Shepherd also writes, “The olfactory cortex responds especially to changes in its input signals from the olfactory bulb; it adapts (reduces its responses) to continued stimulation with the same smells.”
This leads me to believe that lateral inhibition was intended as a defense mechanism for humans to smell changes in its environment as a means of detection, which becomes stored as a memory and attached to the input of the smell.
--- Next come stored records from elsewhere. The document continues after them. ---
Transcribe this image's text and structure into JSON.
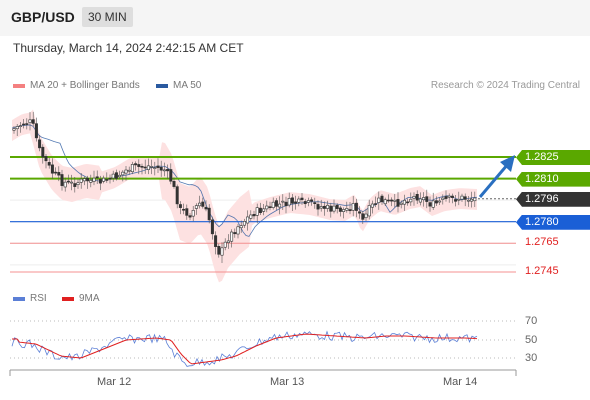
{
  "header": {
    "pair": "GBP/USD",
    "timeframe": "30 MIN"
  },
  "datetime": "Thursday, March 14, 2024 2:42:15 AM CET",
  "legend": {
    "bollinger_label": "MA 20 + Bollinger Bands",
    "ma50_label": "MA 50",
    "credit": "Research © 2024 Trading Central"
  },
  "levels": [
    {
      "label": "1.2825",
      "kind": "resistance",
      "value": 1.2825
    },
    {
      "label": "1.2810",
      "kind": "resistance",
      "value": 1.281
    },
    {
      "label": "1.2796",
      "kind": "current",
      "value": 1.2796
    },
    {
      "label": "1.2780",
      "kind": "pivot",
      "value": 1.278
    },
    {
      "label": "1.2765",
      "kind": "support",
      "value": 1.2765
    },
    {
      "label": "1.2745",
      "kind": "support",
      "value": 1.2745
    }
  ],
  "rsi": {
    "legend_rsi": "RSI",
    "legend_9ma": "9MA",
    "ticks": [
      "70",
      "50",
      "30"
    ]
  },
  "xaxis": {
    "ticks": [
      "Mar 12",
      "Mar 13",
      "Mar 14"
    ]
  },
  "colors": {
    "resistance": "#5aa800",
    "pivot": "#1a5fd6",
    "current": "#333333",
    "support": "#e02020",
    "bollinger": "#f4a6a6",
    "ma50": "#2a5aa0",
    "rsi": "#5b7fd6",
    "rsi_ma": "#e02020",
    "arrow": "#2a6fc0"
  }
}
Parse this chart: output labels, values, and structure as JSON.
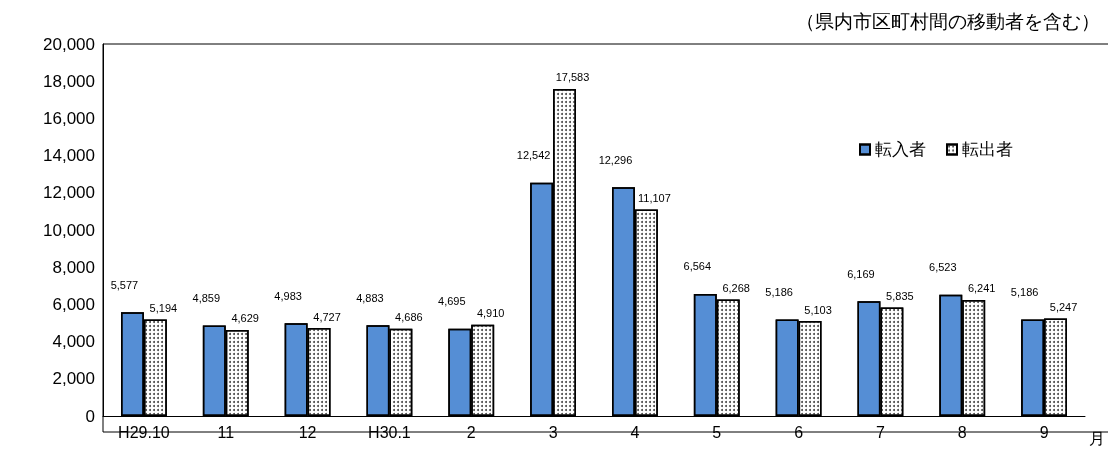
{
  "chart_data": {
    "type": "bar",
    "annotations": [
      "（県内市区町村間の移動者を含む）"
    ],
    "xlabel": "月",
    "categories": [
      "H29.10",
      "11",
      "12",
      "H30.1",
      "2",
      "3",
      "4",
      "5",
      "6",
      "7",
      "8",
      "9"
    ],
    "series": [
      {
        "name": "転入者",
        "color": "#558ed5",
        "values": [
          5577,
          4859,
          4983,
          4883,
          4695,
          12542,
          12296,
          6564,
          5186,
          6169,
          6523,
          5186
        ],
        "value_labels": [
          "5,577",
          "4,859",
          "4,983",
          "4,883",
          "4,695",
          "12,542",
          "12,296",
          "6,564",
          "5,186",
          "6,169",
          "6,523",
          "5,186"
        ]
      },
      {
        "name": "転出者",
        "color": "#ffffff",
        "values": [
          5194,
          4629,
          4727,
          4686,
          4910,
          17583,
          11107,
          6268,
          5103,
          5835,
          6241,
          5247
        ],
        "value_labels": [
          "5,194",
          "4,629",
          "4,727",
          "4,686",
          "4,910",
          "17,583",
          "11,107",
          "6,268",
          "5,103",
          "5,835",
          "6,241",
          "5,247"
        ]
      }
    ],
    "ylim": [
      0,
      20000
    ],
    "yticks": [
      0,
      {
        "value": 2000,
        "label": "2,000"
      },
      {
        "value": 4000,
        "label": "4,000"
      },
      {
        "value": 6000,
        "label": "6,000"
      },
      {
        "value": 8000,
        "label": "8,000"
      },
      {
        "value": 10000,
        "label": "10,000"
      },
      {
        "value": 12000,
        "label": "12,000"
      },
      {
        "value": 14000,
        "label": "14,000"
      },
      {
        "value": 16000,
        "label": "16,000"
      },
      {
        "value": 18000,
        "label": "18,000"
      },
      {
        "value": 20000,
        "label": "20,000"
      }
    ],
    "grid": false,
    "legend": "top right"
  }
}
Finally Shepherd states, “These changes with learning enable the system to improve its ability to match an input pattern to a stored pattern, so that finer discrimination between more similar smell molecules can occur. These changes also enable the system to improve its signal-to-noise ratio, so that detection and discrimination of a particular smell can be enhanced against a background of many smells.” (Shepherd 103)
In an article by Tom Brown Jr. on Concentric Rings in nature published in The Tracker magazine in 1984 describes the navigation of stimulation responses when hunting in the woods. Tom Brown Jr. recommends “learning to establish the symphony”, and in the context of the article, is the process of tracking animals in the woods in circular motions as to not create another concentric ring that interferes with the one you are pursuing. For practice, he advises trying to read the concentric circles that are sent off of a particular friend entering the woods after you have sat and established a symphony for a while (Brown 1984).
I don’t think the tracker is able to sit down and triangulate the shape of the animal’s movement through the woods better than the tracker is able to use his nose as a tuning fork, striking a deep breath of fresh air to pick up on resonating frequencies nearby. Over time the tracker’s ability to detect concentric rings increases because of how smell is stored into our memory. The recurrent excitation of smelling with every breath, plus the lateral inhibition of similar smells becoming dulled over time, lead to quicker responses in recognizing changes in the smell environment.